L’élection d’Obama a résulté en une explosion de pensée magique au sein des masses, phénomène encouragé par les médias et l’establishment politique. Peut-être, beaucoup ont-ils pensé ou souhaité, ce président et cette administration vont-ils se préoccuper, au moins un peu, du bien-être de la population. En moins de trois mois, ces espoirs ont été en grande partie déçus.

Même si le caractère du nouveau gouvernement n’est pas encore largement saisi d’une façon consciente politiquement, il se développe le sentiment que « rien n’a changé » : le système politique, sclérosé, corrompu, méprisé, continue à être insensible aux besoins et aux intérêts de la population.

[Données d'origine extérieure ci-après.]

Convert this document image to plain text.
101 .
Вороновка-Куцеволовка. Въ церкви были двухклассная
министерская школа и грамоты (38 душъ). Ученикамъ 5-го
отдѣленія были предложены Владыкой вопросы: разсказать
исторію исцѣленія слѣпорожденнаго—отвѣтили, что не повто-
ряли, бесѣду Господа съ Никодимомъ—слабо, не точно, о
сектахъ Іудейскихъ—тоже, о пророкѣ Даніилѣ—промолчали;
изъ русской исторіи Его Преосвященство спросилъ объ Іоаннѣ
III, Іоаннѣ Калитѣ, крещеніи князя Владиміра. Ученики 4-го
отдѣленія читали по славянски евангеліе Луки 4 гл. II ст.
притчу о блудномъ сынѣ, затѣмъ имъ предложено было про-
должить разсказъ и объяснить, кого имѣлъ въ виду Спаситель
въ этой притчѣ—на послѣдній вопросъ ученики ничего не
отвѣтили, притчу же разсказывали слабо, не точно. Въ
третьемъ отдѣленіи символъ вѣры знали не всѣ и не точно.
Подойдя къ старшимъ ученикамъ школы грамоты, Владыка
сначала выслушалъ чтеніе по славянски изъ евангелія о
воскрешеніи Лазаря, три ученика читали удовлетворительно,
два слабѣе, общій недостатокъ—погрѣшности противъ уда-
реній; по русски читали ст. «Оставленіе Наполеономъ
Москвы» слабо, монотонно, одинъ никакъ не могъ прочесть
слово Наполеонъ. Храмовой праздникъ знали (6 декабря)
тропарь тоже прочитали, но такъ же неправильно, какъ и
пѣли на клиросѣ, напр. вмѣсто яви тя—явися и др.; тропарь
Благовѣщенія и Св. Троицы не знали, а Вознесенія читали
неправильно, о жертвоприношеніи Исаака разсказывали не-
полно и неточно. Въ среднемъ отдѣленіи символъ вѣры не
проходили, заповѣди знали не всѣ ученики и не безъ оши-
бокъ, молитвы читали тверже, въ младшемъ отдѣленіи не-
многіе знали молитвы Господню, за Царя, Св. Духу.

Ce qu’on n’a pas vu encore, c’est le retour des luttes populaires de masse contre les attaques des compagnies et du gouvernement et de la perspective politique qui pourrait guider de telles luttes. La violence individuelle et anti-sociale apparaît dans un contexte d’absence de soulèvement social et politique dirigé contre le système capitaliste, qui offrirait une voie pour sortir de la situation actuelle.

Mais cela viendra. Comme Trotsky l’a écrit au début des années 1930, « Même dans ces jours de crise économique sans précédent, les suicides ne constituent heureusement qu’une minime fraction des morts. Mais les peuples n’ont jamais recours au suicide. Lorsque leur fardeau devient intolérable, ils cherchent une solution au moyen de la révolution. »

(Article original anglais paru le 7 avril 2009)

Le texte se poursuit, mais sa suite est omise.